私にとって興味深いのは、この宗教団体が「超宗派」をかかげていることでした。入会しても、それぞれの家の宗旨を変えたり、位牌(いはい)を改めたりする必要はない、と教えています。宗教の求めるところは究極において1つであるから、一宗一派の教義や形式にとらわれるべきではないという考えです。
各人の信仰を大切にしたうえでの宗教的共存がこの団体の出発点なのです。
▽3 一神教化している日本人
けれども、唯一神を信仰し、正義は1つであると考える一神教世界ではこうはいきません。
以前、世界第二位のイスラム国家であるバングラデシュの孤児院に対する援助活動に関わっていたとき、入国に際してイミグレーションカードの宗教欄に記入を求められたのを思い出します。イスラム、ヒンドゥー、キリスト教などと記載があって、どれか1つを選ばなければなりません。自分の宗教を日ごろ自覚しない多くの日本人にとっては面食らってしまいます。
バングラでは宗教が違えばコミュニティも異なり、日常あいさつの言葉も異なります。それぞれに孤児院がありますが、交流はありません。孤児支援という同じ目的を持ちながら、代表者が会うことも話をすることもないのです。ところが日本人が行って呼びかけると、彼らが違和感なく集まり、食事をともにすることができます。日本人の宗教的寛容性は、無節操というより、むしろ他に例のない長所です。
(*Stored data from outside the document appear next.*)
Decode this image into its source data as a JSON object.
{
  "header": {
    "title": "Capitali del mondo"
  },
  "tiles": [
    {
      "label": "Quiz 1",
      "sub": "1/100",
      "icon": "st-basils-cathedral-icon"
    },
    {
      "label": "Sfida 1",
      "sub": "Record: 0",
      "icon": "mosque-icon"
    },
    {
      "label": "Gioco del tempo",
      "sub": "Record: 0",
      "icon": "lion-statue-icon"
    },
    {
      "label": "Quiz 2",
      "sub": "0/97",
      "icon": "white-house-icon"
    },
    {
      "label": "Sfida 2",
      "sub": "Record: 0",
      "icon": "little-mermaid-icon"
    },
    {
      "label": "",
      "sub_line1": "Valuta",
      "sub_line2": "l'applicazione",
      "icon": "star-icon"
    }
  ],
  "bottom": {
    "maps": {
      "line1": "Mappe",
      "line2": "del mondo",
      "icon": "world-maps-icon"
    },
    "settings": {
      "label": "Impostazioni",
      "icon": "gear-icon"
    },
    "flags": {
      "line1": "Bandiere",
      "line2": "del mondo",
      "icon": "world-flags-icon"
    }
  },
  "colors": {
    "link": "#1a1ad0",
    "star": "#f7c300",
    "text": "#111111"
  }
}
しかしいまや日本人自身が、祖先たちから継承されてきた多神教的・多宗教的文明の価値を見失い、考え方において一神教化しています。空知太神社訴訟の原告しかり、被告とされた行政もしかり、司法の頂点に立つ最高裁判事も、判決を報道するマスコミも同様です。
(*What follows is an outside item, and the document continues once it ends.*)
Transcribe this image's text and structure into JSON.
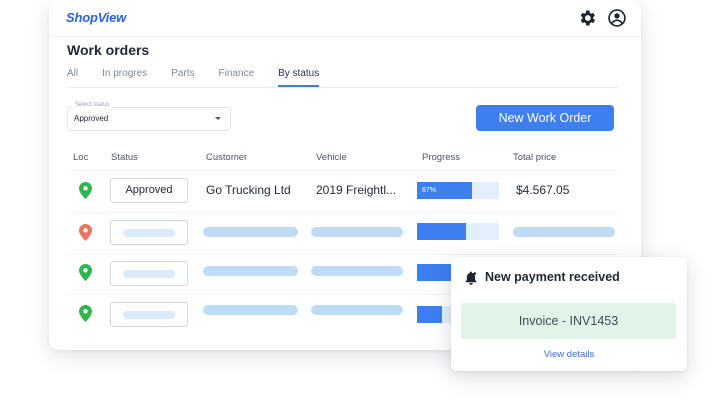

日本人の聖地であり、日本の多神教的、多宗教的文明のシンボルであったはずの神社がなぜ一神教と同レベルの特定集団の特定宗教と考えられるようになってしまったのか、を歴史的に見きわめつつ、多神教的・多宗教的文明の価値を再認識することがいま求められるのだと私は考えています。
こうして空知太神社訴訟最高裁判決について延々と考察しているのも、佐藤雉鳴さんの連載「『教育勅語』異聞」を掲載しているのもそのためです。
国民の信教の自由を確保しようとする政教分離訴訟によって、逆に、古来守られてきた多宗教共存の文明が破壊されようとしているのは、あまりにもバカげています。北海道民の心のなかに多神教的精神が生き続けていることが、残された救いです。